A nova meta foi publicada no Diário Oficial da União em 6 de setembro de 2023, e muitos celebram essa alteração. O diretor-executivo da Associação Brasileira do Biogás (ABiogás), Tiago Santovito, declarou que a meta de 0,5% é positiva, pois já existem volumes vendidos no mercado que atendem a essa nova realidade.
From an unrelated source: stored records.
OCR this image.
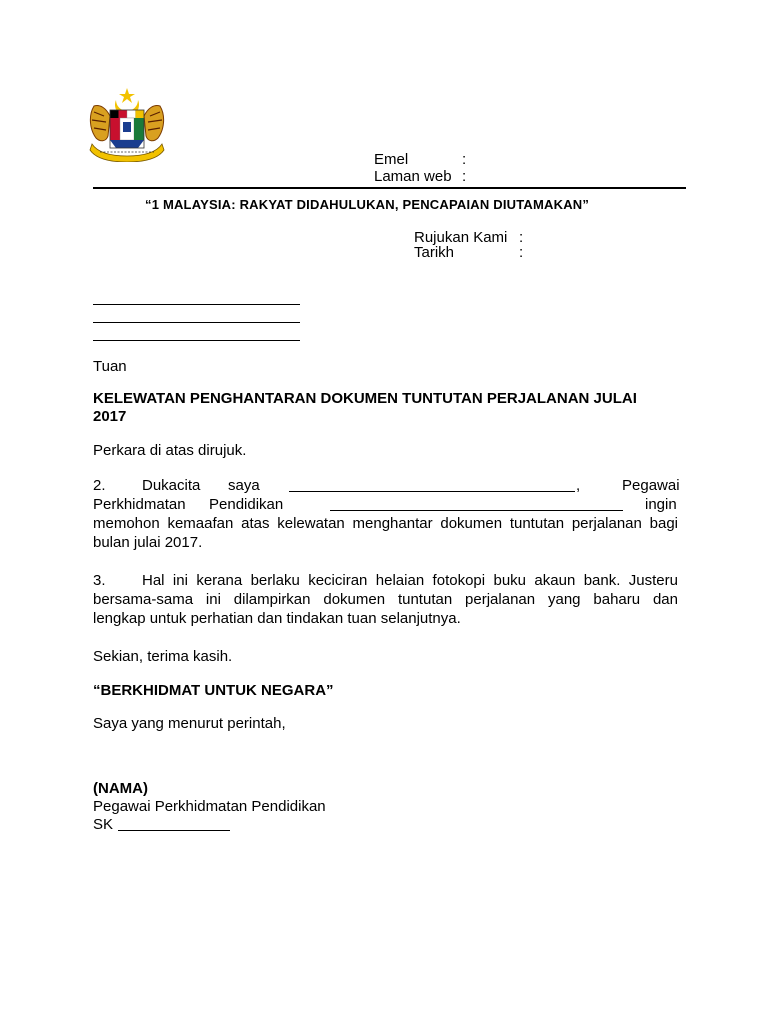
Emel	:
Laman web :
“1 MALAYSIA: RAKYAT DIDAHULUKAN, PENCAPAIAN DIUTAMAKAN”
Rujukan Kami :
Tarikh	:
Tuan
KELEWATAN PENGHANTARAN DOKUMEN TUNTUTAN PERJALANAN JULAI
2017
Perkara di atas dirujuk.
2. Dukacita saya	,	Pegawai
Perkhidmatan Pendidikan	ingin
memohon kemaafan atas kelewatan menghantar dokumen tuntutan perjalanan bagi
bulan julai 2017.
3. Hal ini kerana berlaku keciciran helaian fotokopi buku akaun bank. Justeru
bersama-sama ini dilampirkan dokumen tuntutan perjalanan yang baharu dan
lengkap untuk perhatian dan tindakan tuan selanjutnya.
Sekian, terima kasih.
“BERKHIDMAT UNTUK NEGARA”
Saya yang menurut perintah,
(NAMA)
Pegawai Perkhidmatan Pendidikan
SK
Mas o que isso significa na prática para o setor?
Impacto no Mercado de Biometano
O que está em jogo aqui é a constituição de uma Mesa de Monitoramento do Mercado de Biometano, coordenada pelo Ministério de Minas e Energia. Essa mesa não só monitora, mas também visa restabelecer a meta anterior de 1%. Isso é crucial, pois a meta integra o Programa Nacional de Descarbonização do Produtor e Importador de Gás Natural, que é fundamental para o cumprimento das metas da Contribuição Nacionalmente Determinada (NDC) do Brasil na COP29.
O que está em jogo?
O Brasil se comprometeu a reduzir suas emissões entre 59% e 67% até 2035 e busca a neutralidade até 2050. A redução da meta de emissões de 1% para 0,5% pode parecer um alívio temporário, mas a longo prazo, pode comprometer esses objetivos ambiciosos. A avaliação inicial previa uma redução ainda mais drástica para 0,25%, então, o que mudou? A revisão de parâmetros apresentados pelo setor foi a chave para essa mudança.
Pontos-chave
- A meta de redução de emissões foi reduzida de 1% para 0,5%.
- A decisão foi tomada pelo CNPE e publicada no Diário Oficial.
- Tiago Santovito considera a nova meta positiva para o setor.
- O Brasil busca neutralidade das emissões até 2050.
- Há 50 novas autorizações de plantas de biometano previstas até 2027.
Conclusão
O que você vai fazer com essa informação? A redução da meta de emissões do gás natural pode ser uma oportunidade para o setor de biometano, mas também pode ser um sinal de alerta. O futuro do mercado depende de como o setor se adapta a essa nova realidade. Não deixe para amanhã o que você pode começar a entender hoje. A hora de agir é agora!